In the case of two sublists
`[[A,B],[1,2]]`
I would like to have the output
[[A,B],[1,2]
[A,B],[2,1]
[B,A],[1,2]
[B,A],[2,1]]
In the case of three sublists
`[[A,B],[1,2], [c, d]]`
I would like to have the output
`[[A,B],[1,2], [c, d],
[A,B],[1,2], [d, c],
[A,B],[2,1], [c, d],
[A,B],[2,1], [d, c],
[B,A],[1,2], [c, d],
[B,A],[1,2], [d, c],
[B,A],[2,1], [c, d]
[B,A],[2,1], [d, c]]`
Using itertools is the right way of doing this (it's part of the standard library so why not?). For example:
from itertools import permutations, product
values = [['A', 'B'], [1, 2]]
sub_permutations = ([list(p) for p in permutations(l)] for l in values)

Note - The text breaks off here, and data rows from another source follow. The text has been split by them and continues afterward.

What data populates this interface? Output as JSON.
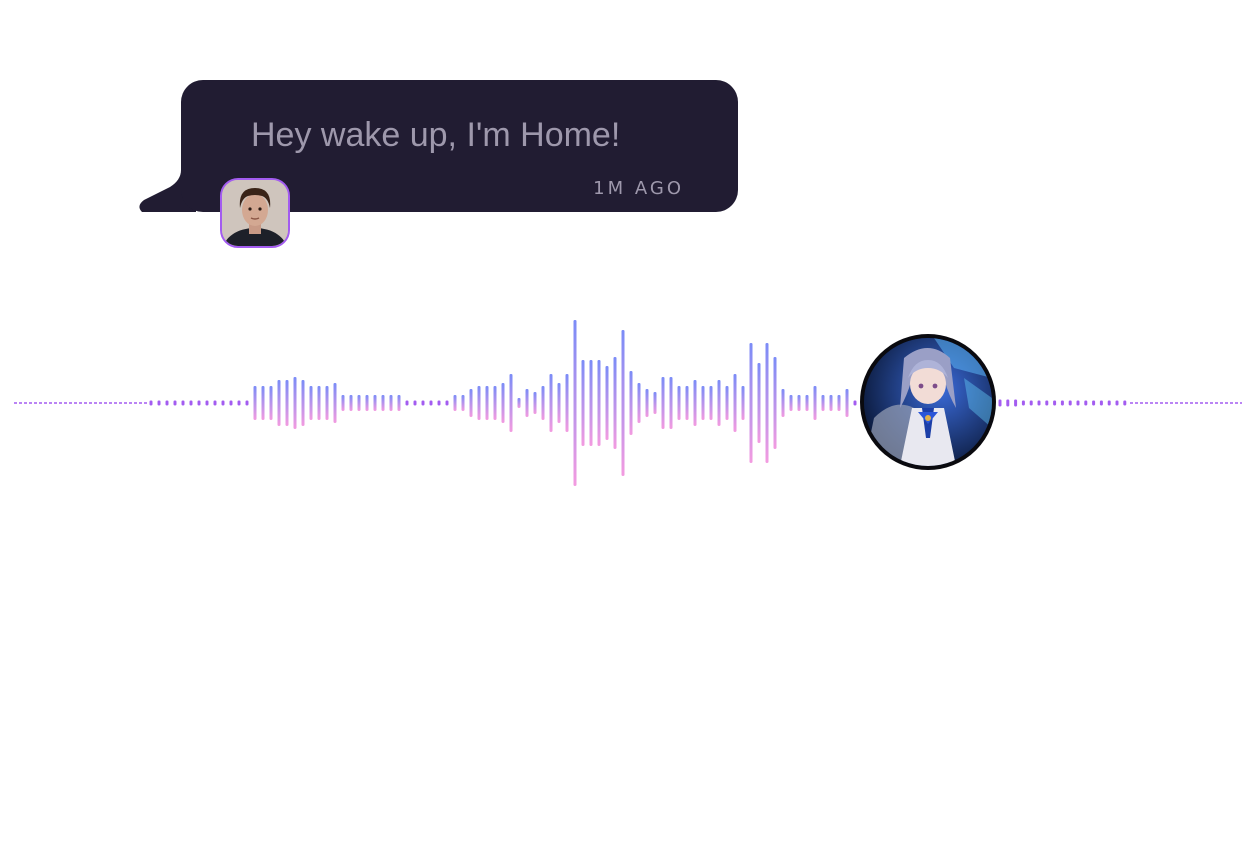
{
  "message": {
    "text": "Hey wake up, I'm Home!",
    "timestamp": "1M AGO"
  },
  "colors": {
    "bubble": "#211c32",
    "text": "#9e98ac",
    "accent": "#a35cf0",
    "wave_top": "#7b8cf7",
    "wave_bottom": "#f39be0"
  },
  "icons": {
    "user": "user-avatar-photo",
    "assistant": "assistant-avatar-anime-character"
  },
  "waveform": {
    "levels": [
      2,
      2,
      2,
      2,
      2,
      2,
      2,
      2,
      2,
      2,
      2,
      2,
      2,
      17,
      17,
      17,
      23,
      23,
      26,
      23,
      17,
      17,
      17,
      20,
      8,
      8,
      8,
      8,
      8,
      8,
      8,
      8,
      2,
      2,
      2,
      2,
      2,
      2,
      8,
      8,
      14,
      17,
      17,
      17,
      20,
      29,
      5,
      14,
      11,
      17,
      29,
      20,
      29,
      83,
      43,
      43,
      43,
      37,
      46,
      73,
      32,
      20,
      14,
      11,
      26,
      26,
      17,
      17,
      23,
      17,
      17,
      23,
      17,
      29,
      17,
      60,
      40,
      60,
      46,
      14,
      8,
      8,
      8,
      17,
      8,
      8,
      8,
      14,
      2
    ],
    "right_dots": 17
  }
}
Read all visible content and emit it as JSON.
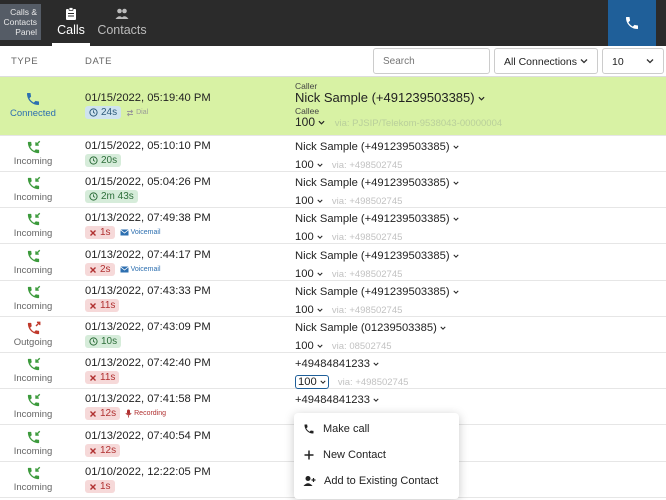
{
  "panel_label": "Calls & Contacts Panel",
  "tabs": [
    {
      "label": "Calls"
    },
    {
      "label": "Contacts"
    }
  ],
  "columns": {
    "type": "TYPE",
    "date": "DATE"
  },
  "search": {
    "placeholder": "Search"
  },
  "connection_filter": {
    "value": "All Connections"
  },
  "page_size": {
    "value": "10"
  },
  "active_call": {
    "type": "Connected",
    "date": "01/15/2022, 05:19:40 PM",
    "duration": "24s",
    "tag": "Dial",
    "caller_label": "Caller",
    "caller": "Nick Sample (+491239503385)",
    "callee_label": "Callee",
    "callee": "100",
    "via": "via: PJSIP/Telekom-9538043-00000004"
  },
  "calls": [
    {
      "type": "Incoming",
      "date": "01/15/2022, 05:10:10 PM",
      "duration": "20s",
      "status": "ok",
      "tag": "",
      "caller": "Nick Sample (+491239503385)",
      "callee": "100",
      "via": "via: +498502745"
    },
    {
      "type": "Incoming",
      "date": "01/15/2022, 05:04:26 PM",
      "duration": "2m 43s",
      "status": "ok",
      "tag": "",
      "caller": "Nick Sample (+491239503385)",
      "callee": "100",
      "via": "via: +498502745"
    },
    {
      "type": "Incoming",
      "date": "01/13/2022, 07:49:38 PM",
      "duration": "1s",
      "status": "bad",
      "tag": "Voicemail",
      "caller": "Nick Sample (+491239503385)",
      "callee": "100",
      "via": "via: +498502745"
    },
    {
      "type": "Incoming",
      "date": "01/13/2022, 07:44:17 PM",
      "duration": "2s",
      "status": "bad",
      "tag": "Voicemail",
      "caller": "Nick Sample (+491239503385)",
      "callee": "100",
      "via": "via: +498502745"
    },
    {
      "type": "Incoming",
      "date": "01/13/2022, 07:43:33 PM",
      "duration": "11s",
      "status": "bad",
      "tag": "",
      "caller": "Nick Sample (+491239503385)",
      "callee": "100",
      "via": "via: +498502745"
    },
    {
      "type": "Outgoing",
      "date": "01/13/2022, 07:43:09 PM",
      "duration": "10s",
      "status": "ok",
      "tag": "",
      "caller": "Nick Sample (01239503385)",
      "callee": "100",
      "via": "via: 08502745"
    },
    {
      "type": "Incoming",
      "date": "01/13/2022, 07:42:40 PM",
      "duration": "11s",
      "status": "bad",
      "tag": "",
      "caller": "+49484841233",
      "callee": "100",
      "via": "via: +498502745"
    },
    {
      "type": "Incoming",
      "date": "01/13/2022, 07:41:58 PM",
      "duration": "12s",
      "status": "bad",
      "tag": "Recording",
      "caller": "+49484841233",
      "callee": "100",
      "via": "via: +498502745"
    },
    {
      "type": "Incoming",
      "date": "01/13/2022, 07:40:54 PM",
      "duration": "12s",
      "status": "bad",
      "tag": "",
      "caller": "",
      "callee": "",
      "via": ""
    },
    {
      "type": "Incoming",
      "date": "01/10/2022, 12:22:05 PM",
      "duration": "1s",
      "status": "bad",
      "tag": "",
      "caller": "",
      "callee": "",
      "via": ""
    }
  ],
  "context_menu": [
    {
      "label": "Make call",
      "icon": "phone-icon"
    },
    {
      "label": "New Contact",
      "icon": "plus-icon"
    },
    {
      "label": "Add to Existing Contact",
      "icon": "add-person-icon"
    }
  ],
  "colors": {
    "topbar": "#2b2b2b",
    "highlight_row": "#d8f2a4",
    "accent_blue": "#1f5f99",
    "incoming_green": "#3c9a3c",
    "outgoing_red": "#c0392b"
  }
}
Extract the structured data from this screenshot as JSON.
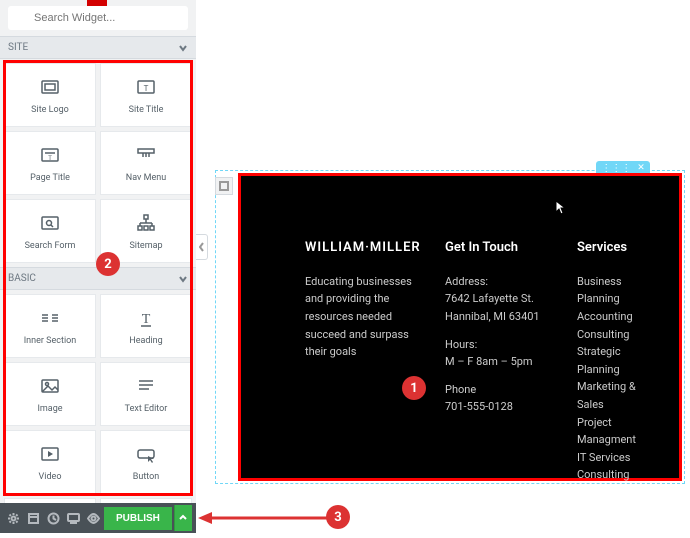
{
  "search": {
    "placeholder": "Search Widget..."
  },
  "categories": {
    "site": "SITE",
    "basic": "BASIC"
  },
  "widgets": {
    "site": [
      {
        "name": "site-logo",
        "label": "Site Logo"
      },
      {
        "name": "site-title",
        "label": "Site Title"
      },
      {
        "name": "page-title",
        "label": "Page Title"
      },
      {
        "name": "nav-menu",
        "label": "Nav Menu"
      },
      {
        "name": "search-form",
        "label": "Search Form"
      },
      {
        "name": "sitemap",
        "label": "Sitemap"
      }
    ],
    "basic": [
      {
        "name": "inner-section",
        "label": "Inner Section"
      },
      {
        "name": "heading",
        "label": "Heading"
      },
      {
        "name": "image",
        "label": "Image"
      },
      {
        "name": "text-editor",
        "label": "Text Editor"
      },
      {
        "name": "video",
        "label": "Video"
      },
      {
        "name": "button",
        "label": "Button"
      }
    ]
  },
  "publish": "PUBLISH",
  "badges": {
    "one": "1",
    "two": "2",
    "three": "3"
  },
  "section_tag": {
    "close": "✕"
  },
  "footer": {
    "brand": "WILLIAM·MILLER",
    "about": "Educating businesses and providing the resources needed succeed and surpass their goals",
    "touch": {
      "title": "Get In Touch",
      "address_label": "Address:",
      "address1": "7642 Lafayette St.",
      "address2": "Hannibal, MI 63401",
      "hours_label": "Hours:",
      "hours": "M – F 8am – 5pm",
      "phone_label": "Phone",
      "phone": "701-555-0128"
    },
    "services": {
      "title": "Services",
      "items": [
        "Business Planning",
        "Accounting",
        "Consulting",
        "Strategic Planning",
        "Marketing & Sales",
        "Project Managment",
        "IT Services",
        "Consulting"
      ]
    }
  }
}
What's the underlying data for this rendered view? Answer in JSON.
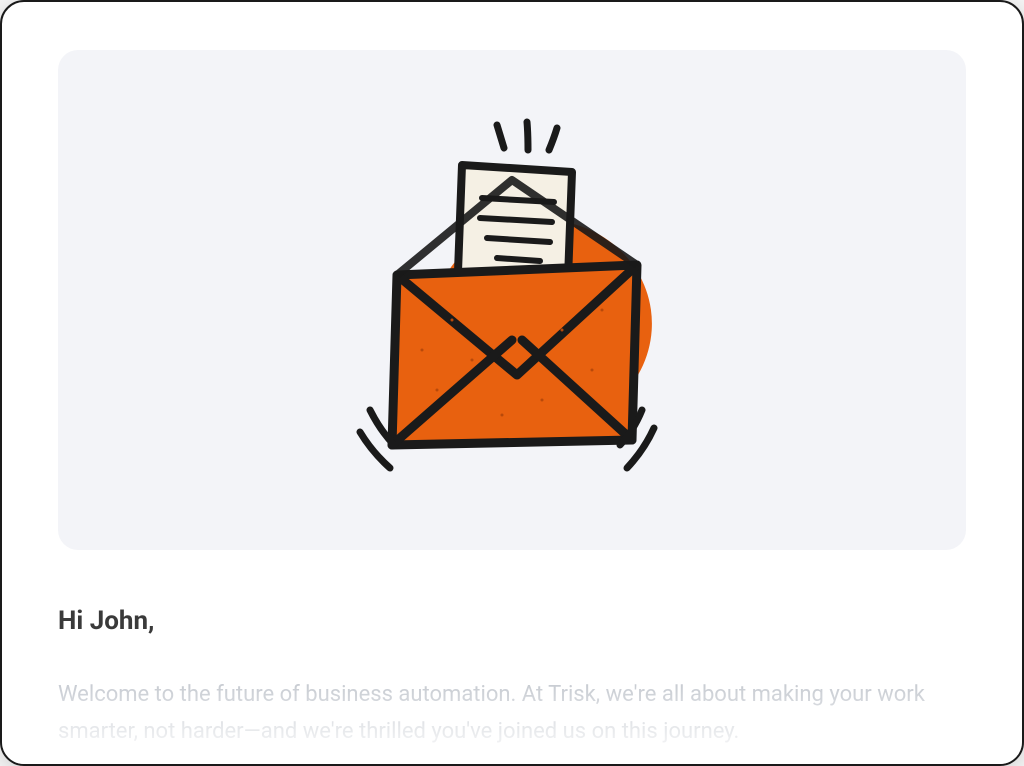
{
  "email": {
    "greeting": "Hi John,",
    "body": "Welcome to the future of business automation. At Trisk, we're all about making your work smarter, not harder—and we're thrilled you've joined us on this journey."
  },
  "illustration": {
    "name": "envelope-with-letter",
    "colors": {
      "envelope": "#e8610f",
      "paper": "#f5f0e4",
      "outline": "#1a1a1a"
    }
  }
}
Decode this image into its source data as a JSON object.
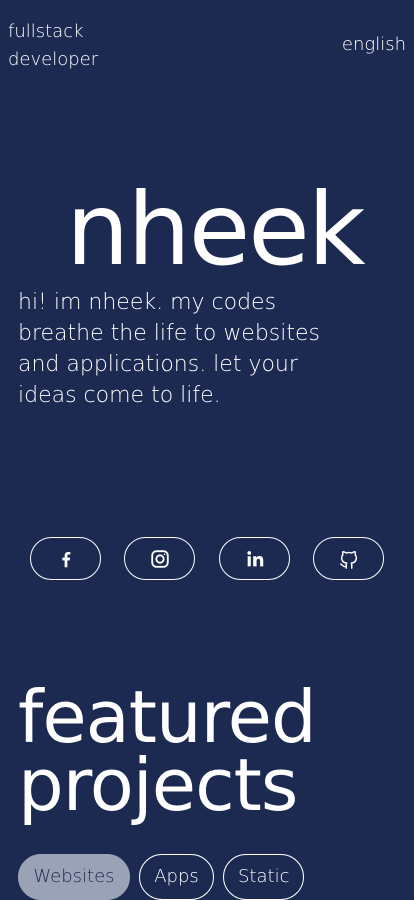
{
  "header": {
    "role_line1": "fullstack",
    "role_line2": "developer",
    "language": "english"
  },
  "hero": {
    "name": "nheek",
    "intro": "hi! im nheek. my codes breathe the life to websites and applications. let your ideas come to life."
  },
  "socials": [
    {
      "icon": "facebook-icon"
    },
    {
      "icon": "instagram-icon"
    },
    {
      "icon": "linkedin-icon"
    },
    {
      "icon": "github-icon"
    }
  ],
  "projects": {
    "heading_line1": "featured",
    "heading_line2": "projects",
    "filters": [
      {
        "label": "Websites",
        "active": true
      },
      {
        "label": "Apps",
        "active": false
      },
      {
        "label": "Static",
        "active": false
      }
    ]
  },
  "colors": {
    "background": "#1c2951",
    "text": "#ffffff",
    "active_filter_bg": "#9aa3b6"
  }
}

values_perms = [list(v) for v in product(*sub_permutations)]
However, it is of course possible to implement a permutation function and a product function:
def permutations(values):
if not values:
return
for i in range(len(values)):
for p in all_perms(values[1:]):
yield [*p[:i], values[0], *p[i:]]
def product(lists):
result = [[]]
for pool in lists:
result = [r + [p] for r in result for p in pool]
return result
Which we can then use to achieve the same goal:
values = [['A', 'B'], [1, 2]]
values_perms = product(list(permutations(l)) for l in values)
But this will be slower, prone to bugs and it means more code to maintain. The only interesting thing here I think is to implement it yourself and see what you end up with, then simply use itertools.